話音未落,鎖鏈發出一陣砰然重響,衛凌風戴著鐐銬,迎面撞上玄鐵欄桿:“你對他做了什么?”
火光灼熱,跳躍燃動,仍然燒不到譚百清的手指。
譚百清仿佛不是在玩火,而是在戲水,始終作壁上觀,從容自若。反觀衛凌風呢?卻是氣息紊亂,殺意驟起:“你對他做了什么?”

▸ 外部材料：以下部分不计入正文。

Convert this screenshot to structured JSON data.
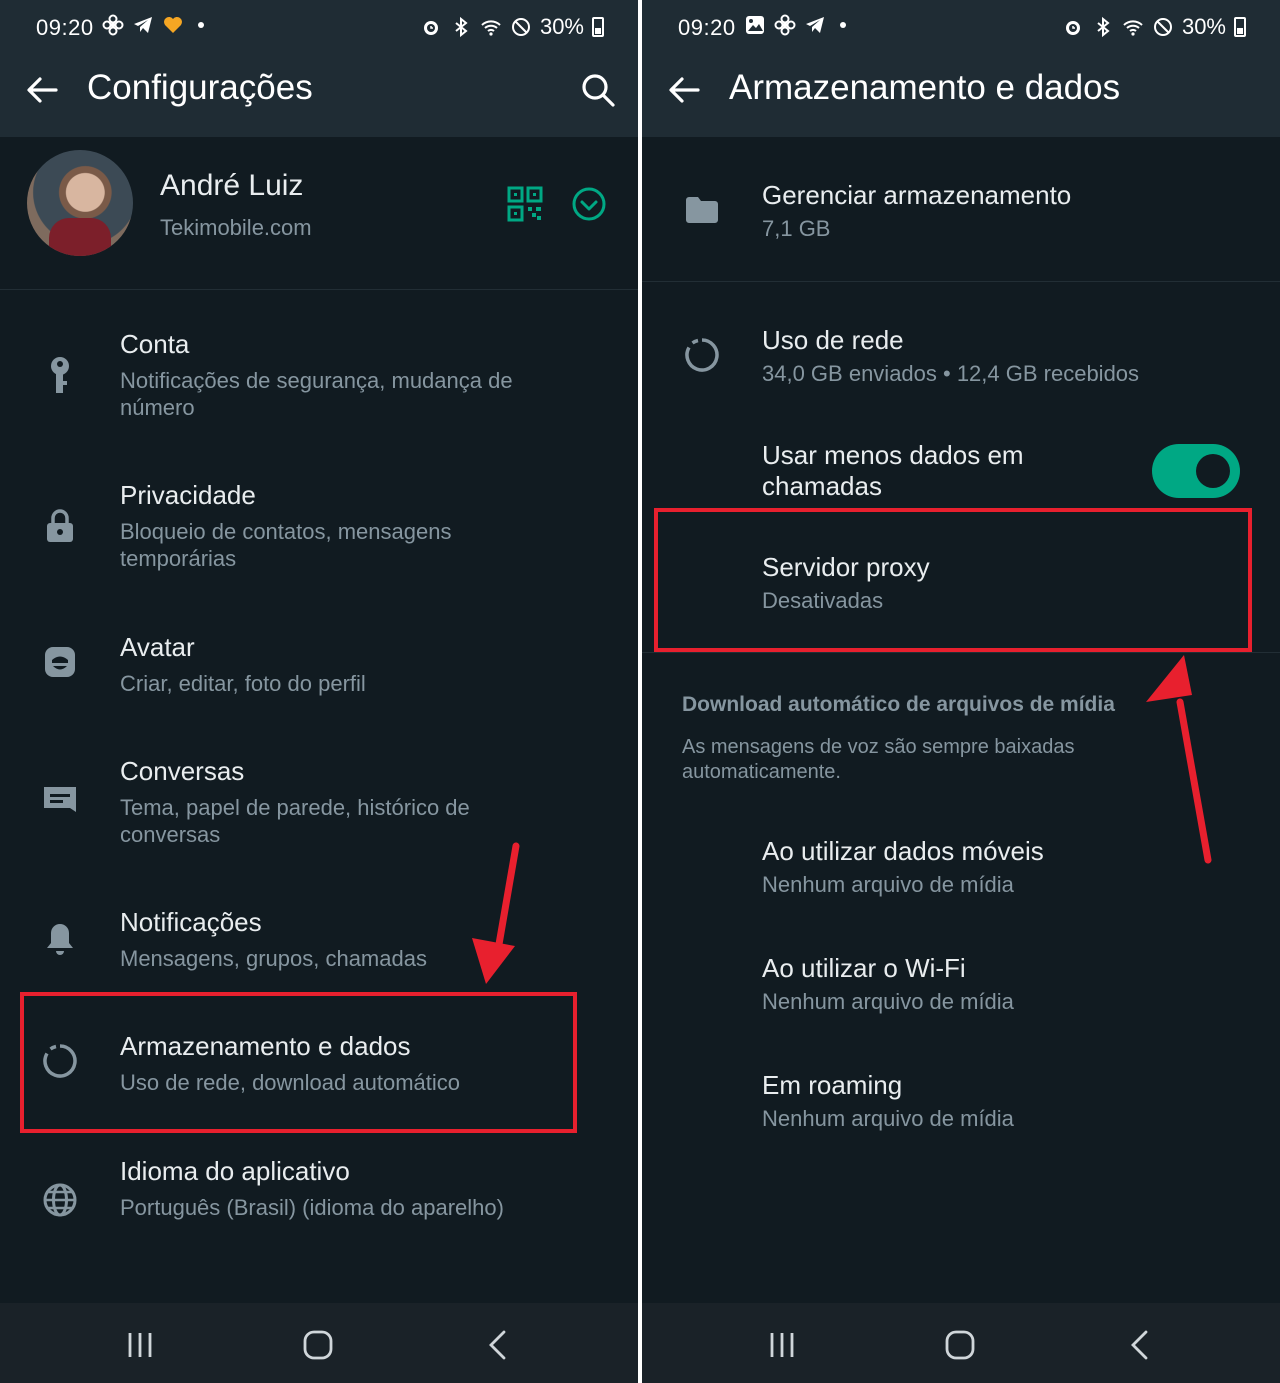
{
  "left": {
    "status": {
      "time": "09:20",
      "battery": "30%"
    },
    "appbar": {
      "title": "Configurações"
    },
    "profile": {
      "name": "André Luiz",
      "status": "Tekimobile.com"
    },
    "items": [
      {
        "title": "Conta",
        "sub": "Notificações de segurança, mudança de número",
        "icon": "key-icon"
      },
      {
        "title": "Privacidade",
        "sub": "Bloqueio de contatos, mensagens temporárias",
        "icon": "lock-icon"
      },
      {
        "title": "Avatar",
        "sub": "Criar, editar, foto do perfil",
        "icon": "avatar-icon"
      },
      {
        "title": "Conversas",
        "sub": "Tema, papel de parede, histórico de conversas",
        "icon": "chat-icon"
      },
      {
        "title": "Notificações",
        "sub": "Mensagens, grupos, chamadas",
        "icon": "bell-icon"
      },
      {
        "title": "Armazenamento e dados",
        "sub": "Uso de rede, download automático",
        "icon": "storage-circle-icon"
      },
      {
        "title": "Idioma do aplicativo",
        "sub": "Português (Brasil) (idioma do aparelho)",
        "icon": "globe-icon"
      }
    ]
  },
  "right": {
    "status": {
      "time": "09:20",
      "battery": "30%"
    },
    "appbar": {
      "title": "Armazenamento e dados"
    },
    "manage": {
      "title": "Gerenciar armazenamento",
      "sub": "7,1 GB"
    },
    "network": {
      "title": "Uso de rede",
      "sub": "34,0 GB enviados • 12,4 GB recebidos"
    },
    "less_data": {
      "title_line1": "Usar menos dados em",
      "title_line2": "chamadas",
      "enabled": true
    },
    "proxy": {
      "title": "Servidor proxy",
      "sub": "Desativadas"
    },
    "autodownload": {
      "header": "Download automático de arquivos de mídia",
      "note": "As mensagens de voz são sempre baixadas automaticamente.",
      "options": [
        {
          "title": "Ao utilizar dados móveis",
          "sub": "Nenhum arquivo de mídia"
        },
        {
          "title": "Ao utilizar o Wi-Fi",
          "sub": "Nenhum arquivo de mídia"
        },
        {
          "title": "Em roaming",
          "sub": "Nenhum arquivo de mídia"
        }
      ]
    }
  },
  "colors": {
    "background": "#111b21",
    "bar": "#1f2c34",
    "accent": "#00a884",
    "highlight": "#e8202e"
  }
}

衛凌風一連兩次發問,忽地就沒了剛才那伏低做小的恭順姿態。
譚百清頗感惋惜,嘆了口氣:“你啊,到底還是少年人的心性,遇事沉不住氣。就算我殺了你的小師弟,你有本事報仇嗎?”
他端起一盞油燈,走向衛凌風。
他半蹲下來,燈火照亮衛凌風的臉。
好像頗有什么趣味似的,他再一次重復道:“就算我殺了你的小師弟,你有本事報仇嗎?我把他剝皮抽筋,千刀萬剮,懸于菜市街口,你又能奈我何?”
他沒聽到衛凌風的回音。
他只感到一陣罡風直劈面門而來,勢頭剛勁而急迫,卻是強弩之末。
譚百清揮袖橫立一把劍,劍鋒甚至沒出鞘,分毫不差地擋住了攻勢,輕松化解衛凌風的殺招。
他左手提燈,右手仗劍,燈盞內火苗佇立,紋絲未動。
而衛凌風衣袖染塵,顯得狼狽。他死死抓住譚百清的衣角,引得譚百清微微低頭……譚百清看見,一滴一滴的血水順著衛凌風的下巴滑落,落到了自己的衣袍上。

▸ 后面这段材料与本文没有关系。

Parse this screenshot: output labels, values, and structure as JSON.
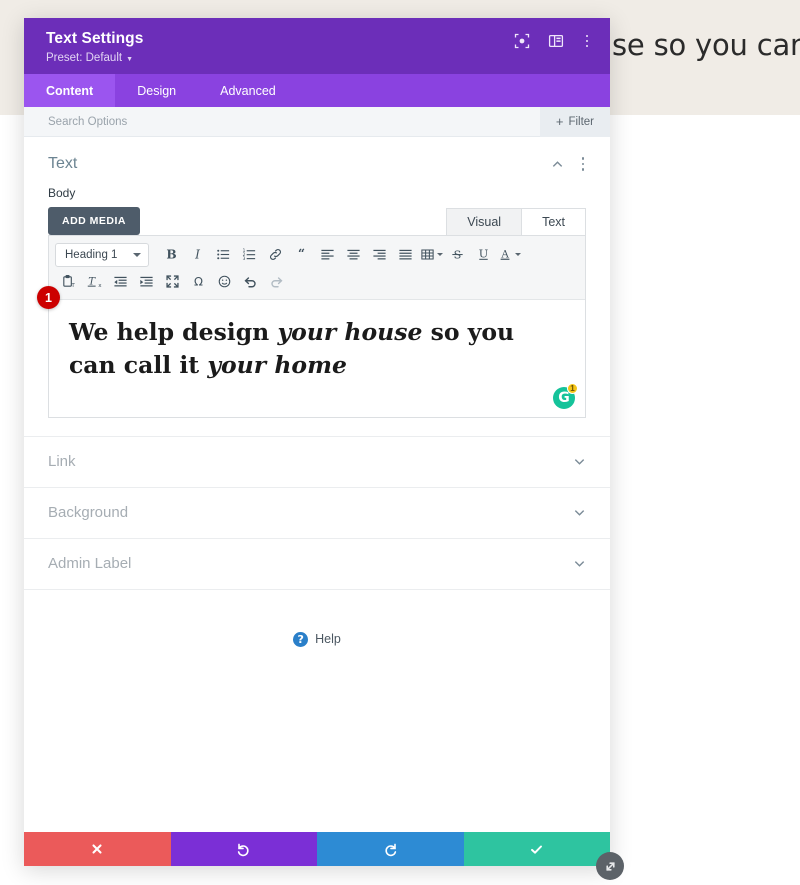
{
  "background": {
    "headline_fragment": "se so you can cal",
    "band_color": "#f0ece6"
  },
  "modal": {
    "title": "Text Settings",
    "preset_label": "Preset: Default",
    "header_icons": [
      {
        "name": "focus-target-icon"
      },
      {
        "name": "layout-columns-icon"
      },
      {
        "name": "overflow-menu-icon"
      }
    ],
    "tabs": [
      {
        "label": "Content",
        "active": true
      },
      {
        "label": "Design",
        "active": false
      },
      {
        "label": "Advanced",
        "active": false
      }
    ],
    "search": {
      "placeholder": "Search Options",
      "filter_label": "Filter",
      "filter_plus": "+"
    },
    "section": {
      "title": "Text",
      "field_label": "Body",
      "add_media_label": "ADD MEDIA",
      "editor_tabs": [
        {
          "label": "Visual",
          "active": true
        },
        {
          "label": "Text",
          "active": false
        }
      ],
      "format_select_value": "Heading 1",
      "step_badge": "1",
      "grammarly_letter": "G",
      "grammarly_count": "1",
      "content": {
        "line1_a": "We help design ",
        "line1_em": "your house",
        "line1_b": " so you",
        "line2_a": "can call it ",
        "line2_em": "your home"
      }
    },
    "accordions": [
      {
        "label": "Link"
      },
      {
        "label": "Background"
      },
      {
        "label": "Admin Label"
      }
    ],
    "help": {
      "label": "Help",
      "icon_glyph": "?"
    },
    "actions": [
      {
        "name": "cancel",
        "icon": "close-icon",
        "color": "#eb5a5a"
      },
      {
        "name": "undo",
        "icon": "undo-icon",
        "color": "#7b2fd6"
      },
      {
        "name": "redo",
        "icon": "redo-icon",
        "color": "#2d8bd4"
      },
      {
        "name": "save",
        "icon": "check-icon",
        "color": "#2ec4a0"
      }
    ]
  },
  "toolbar": {
    "row1": [
      "bold-icon",
      "italic-icon",
      "bulleted-list-icon",
      "numbered-list-icon",
      "link-icon",
      "blockquote-icon",
      "align-left-icon",
      "align-center-icon",
      "align-right-icon",
      "align-justify-icon",
      "table-icon",
      "strikethrough-icon",
      "underline-icon",
      "text-color-icon"
    ],
    "row2": [
      "paste-as-text-icon",
      "clear-formatting-icon",
      "outdent-icon",
      "indent-icon",
      "fullscreen-icon",
      "special-character-icon",
      "emoji-icon",
      "undo-icon",
      "redo-icon"
    ]
  }
}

衛凌風戴著鐐銬,又被封閉了經脈,方才強行催動內力,當然很傷身了。倘若他一再動武,怕是會七竅流血,暴斃而亡。
譚百清轉口道:“我初時見你,還以為你性子沉穩,不會輕易動怒,不曾想你也是個急躁冒進的。我還沒殺你小師弟,你便急著送命,要同他陰陽兩隔了。”
談話間,血水染紅一方衣角。
譚百清挪開一步,又抬起腳,踩住了衛凌風的手背。
他逐漸使力,到了最后,幾乎是站在衛凌風的手上。
衛凌風不抬頭,也不呼痛,只說:“我自幼學習《無量神功》、《辟寒劍譜》、《天霄金剛訣》、《昭武十八式》,譚掌門若是想了解這些獨門秘笈,我可以將心法拱手相送。在此之前,還請譚掌門網開一面,放過我師弟。他不過是個草莽匹夫,年輕不懂事,不值得譚掌門……”

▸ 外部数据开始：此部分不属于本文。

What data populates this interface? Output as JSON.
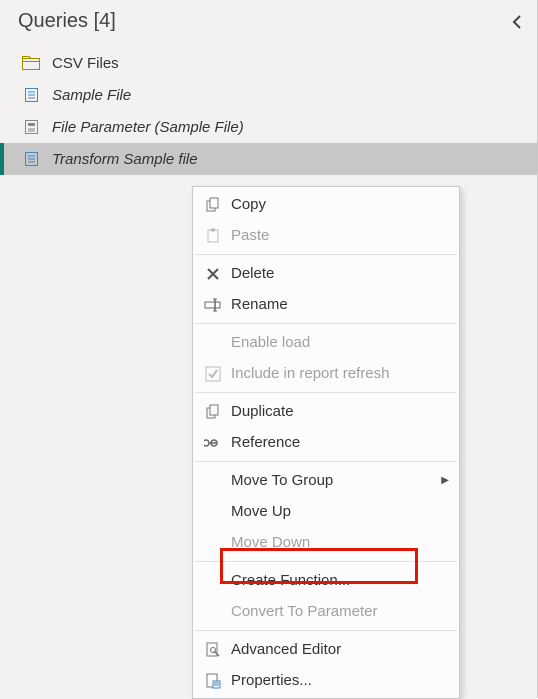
{
  "panel": {
    "title": "Queries [4]"
  },
  "queries": [
    {
      "label": "CSV Files",
      "icon": "folder-icon",
      "italic": false,
      "selected": false
    },
    {
      "label": "Sample File",
      "icon": "doc-icon",
      "italic": true,
      "selected": false
    },
    {
      "label": "File Parameter (Sample File)",
      "icon": "param-icon",
      "italic": true,
      "selected": false
    },
    {
      "label": "Transform Sample file",
      "icon": "doc-icon",
      "italic": true,
      "selected": true
    }
  ],
  "context_menu": [
    {
      "label": "Copy",
      "icon": "copy-icon",
      "disabled": false
    },
    {
      "label": "Paste",
      "icon": "paste-icon",
      "disabled": true
    },
    {
      "sep": true
    },
    {
      "label": "Delete",
      "icon": "delete-icon",
      "disabled": false
    },
    {
      "label": "Rename",
      "icon": "rename-icon",
      "disabled": false
    },
    {
      "sep": true
    },
    {
      "label": "Enable load",
      "icon": "blank-icon",
      "disabled": true
    },
    {
      "label": "Include in report refresh",
      "icon": "check-icon",
      "disabled": true
    },
    {
      "sep": true
    },
    {
      "label": "Duplicate",
      "icon": "copy-icon",
      "disabled": false
    },
    {
      "label": "Reference",
      "icon": "link-icon",
      "disabled": false
    },
    {
      "sep": true
    },
    {
      "label": "Move To Group",
      "icon": "blank-icon",
      "disabled": false,
      "submenu": true
    },
    {
      "label": "Move Up",
      "icon": "blank-icon",
      "disabled": false
    },
    {
      "label": "Move Down",
      "icon": "blank-icon",
      "disabled": true
    },
    {
      "sep": true
    },
    {
      "label": "Create Function...",
      "icon": "blank-icon",
      "disabled": false,
      "highlight": true
    },
    {
      "label": "Convert To Parameter",
      "icon": "blank-icon",
      "disabled": true
    },
    {
      "sep": true
    },
    {
      "label": "Advanced Editor",
      "icon": "adv-icon",
      "disabled": false
    },
    {
      "label": "Properties...",
      "icon": "props-icon",
      "disabled": false
    }
  ]
}
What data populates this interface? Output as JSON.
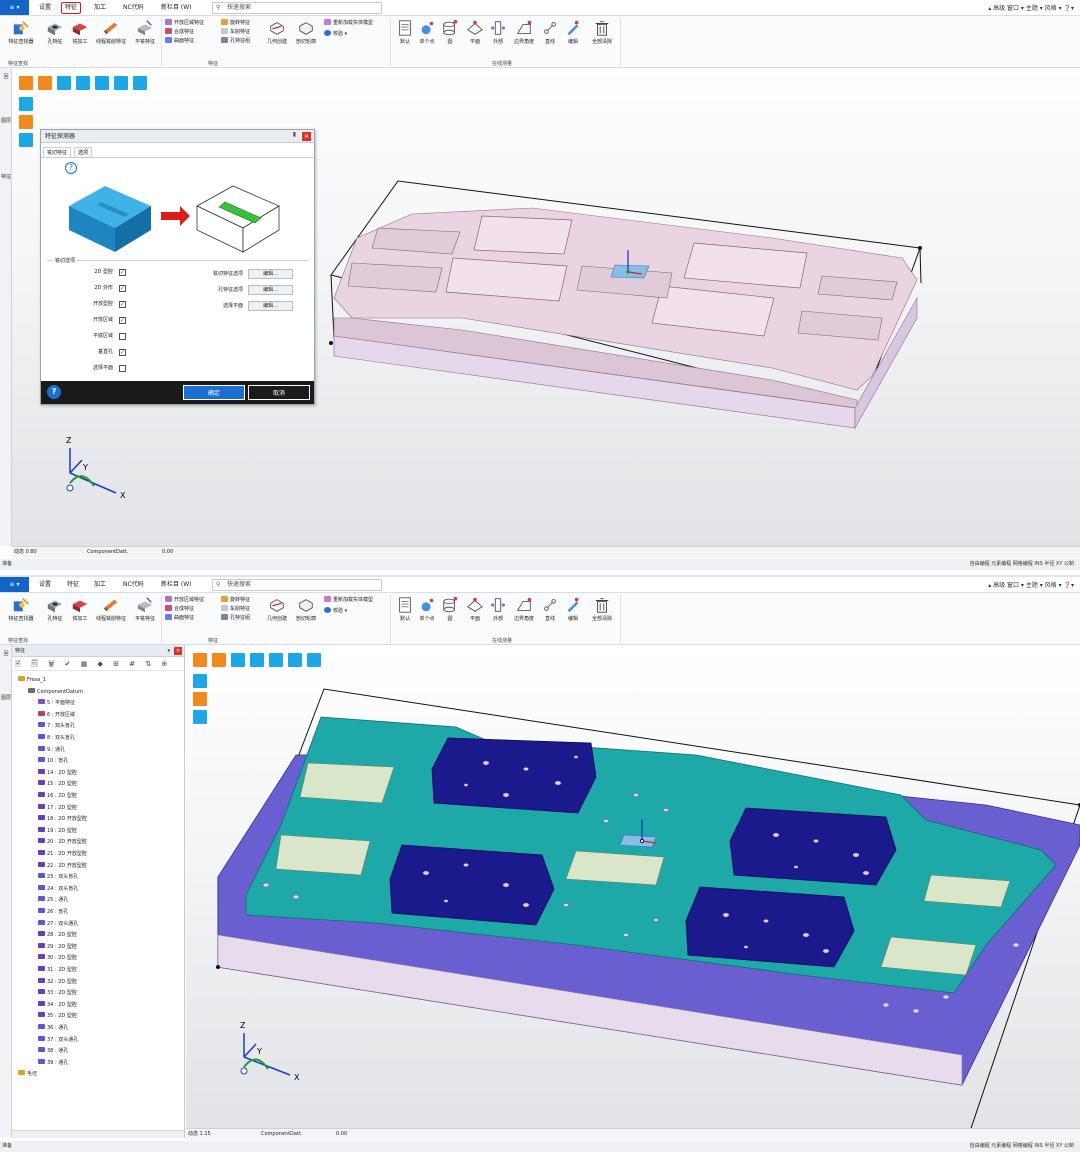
{
  "top": {
    "menubar": {
      "file_label": "≡ ▾",
      "tabs": [
        "设置",
        "特征",
        "加工",
        "NC代码",
        "新栏目 (W)"
      ],
      "search_placeholder": "快速搜索",
      "right_text": "▴ 高级   窗口 ▾  主题 ▾  风格 ▾  ❓▾"
    },
    "ribbon": {
      "big_buttons": [
        "特征查找器",
        "孔特征",
        "铣加工",
        "线程铣削特征",
        "平铣特征"
      ],
      "small_col1": [
        "开放区域特征",
        "合成特征",
        "曲面特征"
      ],
      "small_col2": [
        "旋转特征",
        "车削特征",
        "孔特征组"
      ],
      "geo_buttons": [
        "几何创建",
        "剖切轮廓"
      ],
      "small_col3": [
        "重新加载实体模型",
        "校验 ▾"
      ],
      "measure_buttons": [
        "默认",
        "单个点",
        "圆",
        "平面",
        "外部",
        "边界角度",
        "直线",
        "编辑",
        "全部清除"
      ],
      "group_labels": [
        "特征查找",
        "特征",
        "在线测量"
      ]
    },
    "left_tabs": [
      "回",
      "图层",
      "特征"
    ],
    "dialog": {
      "title": "特征探测器",
      "tabs": [
        "铣切特征",
        "选项"
      ],
      "group_label": "铣切选项",
      "options": [
        {
          "label": "2D 型腔",
          "checked": "✓"
        },
        {
          "label": "2D 外形",
          "checked": "✓"
        },
        {
          "label": "开放型腔",
          "checked": "✓"
        },
        {
          "label": "开放区域",
          "checked": "✓"
        },
        {
          "label": "平底区域",
          "checked": ""
        },
        {
          "label": "垂直孔",
          "checked": "✓"
        },
        {
          "label": "选择平面",
          "checked": ""
        }
      ],
      "right_labels": [
        "铣切特征选项",
        "孔特征选项",
        "选择平面"
      ],
      "edit_label": "编辑...",
      "ok_label": "确定",
      "cancel_label": "取消",
      "help_label": "?"
    },
    "status": {
      "dynamic": "动态 0.80",
      "component": "ComponentDatt.",
      "value": "0.00"
    },
    "bottom_left": "准备",
    "bottom_right": "自由编程  元素编程  网格编程  INS  半径  XY  公制"
  },
  "bottom": {
    "tree": {
      "header": "特征",
      "tools": "🗎 🗐 🗑 ✔ ▦ ◆ ⊞ # ⇅ ⊕",
      "items": [
        {
          "text": "Fresa_1",
          "level": 0,
          "color": "#e0a020"
        },
        {
          "text": "ComponentDatum",
          "level": 1,
          "color": "#6b6b6b"
        },
        {
          "text": "5 : 平面特征",
          "level": 2,
          "color": "#8a50b8"
        },
        {
          "text": "6 : 开放区域",
          "level": 2,
          "color": "#c04060"
        },
        {
          "text": "7 : 双头盲孔",
          "level": 2,
          "color": "#5a5ad0"
        },
        {
          "text": "8 : 双头盲孔",
          "level": 2,
          "color": "#5a5ad0"
        },
        {
          "text": "9 : 通孔",
          "level": 2,
          "color": "#5a5ad0"
        },
        {
          "text": "10 : 盲孔",
          "level": 2,
          "color": "#5a5ad0"
        },
        {
          "text": "14 : 2D 型腔",
          "level": 2,
          "color": "#6a40b0"
        },
        {
          "text": "15 : 2D 型腔",
          "level": 2,
          "color": "#6a40b0"
        },
        {
          "text": "16 : 2D 型腔",
          "level": 2,
          "color": "#6a40b0"
        },
        {
          "text": "17 : 2D 型腔",
          "level": 2,
          "color": "#6a40b0"
        },
        {
          "text": "18 : 2D 开放型腔",
          "level": 2,
          "color": "#6a40b0"
        },
        {
          "text": "19 : 2D 型腔",
          "level": 2,
          "color": "#6a40b0"
        },
        {
          "text": "20 : 2D 开放型腔",
          "level": 2,
          "color": "#6a40b0"
        },
        {
          "text": "21 : 2D 开放型腔",
          "level": 2,
          "color": "#6a40b0"
        },
        {
          "text": "22 : 2D 开放型腔",
          "level": 2,
          "color": "#6a40b0"
        },
        {
          "text": "23 : 双头盲孔",
          "level": 2,
          "color": "#5a5ad0"
        },
        {
          "text": "24 : 双头盲孔",
          "level": 2,
          "color": "#5a5ad0"
        },
        {
          "text": "25 : 通孔",
          "level": 2,
          "color": "#5a5ad0"
        },
        {
          "text": "26 : 盲孔",
          "level": 2,
          "color": "#5a5ad0"
        },
        {
          "text": "27 : 双头通孔",
          "level": 2,
          "color": "#5a5ad0"
        },
        {
          "text": "28 : 2D 型腔",
          "level": 2,
          "color": "#6a40b0"
        },
        {
          "text": "29 : 2D 型腔",
          "level": 2,
          "color": "#6a40b0"
        },
        {
          "text": "30 : 2D 型腔",
          "level": 2,
          "color": "#6a40b0"
        },
        {
          "text": "31 : 2D 型腔",
          "level": 2,
          "color": "#6a40b0"
        },
        {
          "text": "32 : 2D 型腔",
          "level": 2,
          "color": "#6a40b0"
        },
        {
          "text": "33 : 2D 型腔",
          "level": 2,
          "color": "#6a40b0"
        },
        {
          "text": "34 : 2D 型腔",
          "level": 2,
          "color": "#6a40b0"
        },
        {
          "text": "35 : 2D 型腔",
          "level": 2,
          "color": "#6a40b0"
        },
        {
          "text": "36 : 通孔",
          "level": 2,
          "color": "#5a5ad0"
        },
        {
          "text": "37 : 双头通孔",
          "level": 2,
          "color": "#5a5ad0"
        },
        {
          "text": "38 : 通孔",
          "level": 2,
          "color": "#5a5ad0"
        },
        {
          "text": "39 : 通孔",
          "level": 2,
          "color": "#5a5ad0"
        },
        {
          "text": "毛坯",
          "level": 0,
          "color": "#e0a020"
        }
      ]
    },
    "status": {
      "dynamic": "动态 1.15",
      "component": "ComponentDatt.",
      "value": "0.00"
    },
    "bottom_left": "准备",
    "bottom_right": "自由编程  元素编程  网格编程  INS  半径  XY  公制"
  },
  "axes": {
    "x": "X",
    "y": "Y",
    "z": "Z"
  },
  "colors": {
    "accent_blue": "#1464c8",
    "highlight_red": "#d21c1c",
    "part_pink": "#e8cfe0",
    "part_teal": "#1fa8a8",
    "part_navy": "#1a1a8c",
    "part_purple": "#6a5fd0"
  }
}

譚百清重新把燈座擱在了桌上。他一身華貴衣袍,閉目合掌,更具莊嚴法相:“衛凌風,你出身魔教,又是一介階下囚,竟妄圖與我做買賣?我知道你武功高深,通曉魔教的功夫,是塊練武的好料子。可是,你也不想想,我譚某人怎么瞧得上區區魔教的陰毒功夫?無量神功能在江湖上浪得虛名,想來是云棠那妖女敢于濫殺無辜的緣故吧。”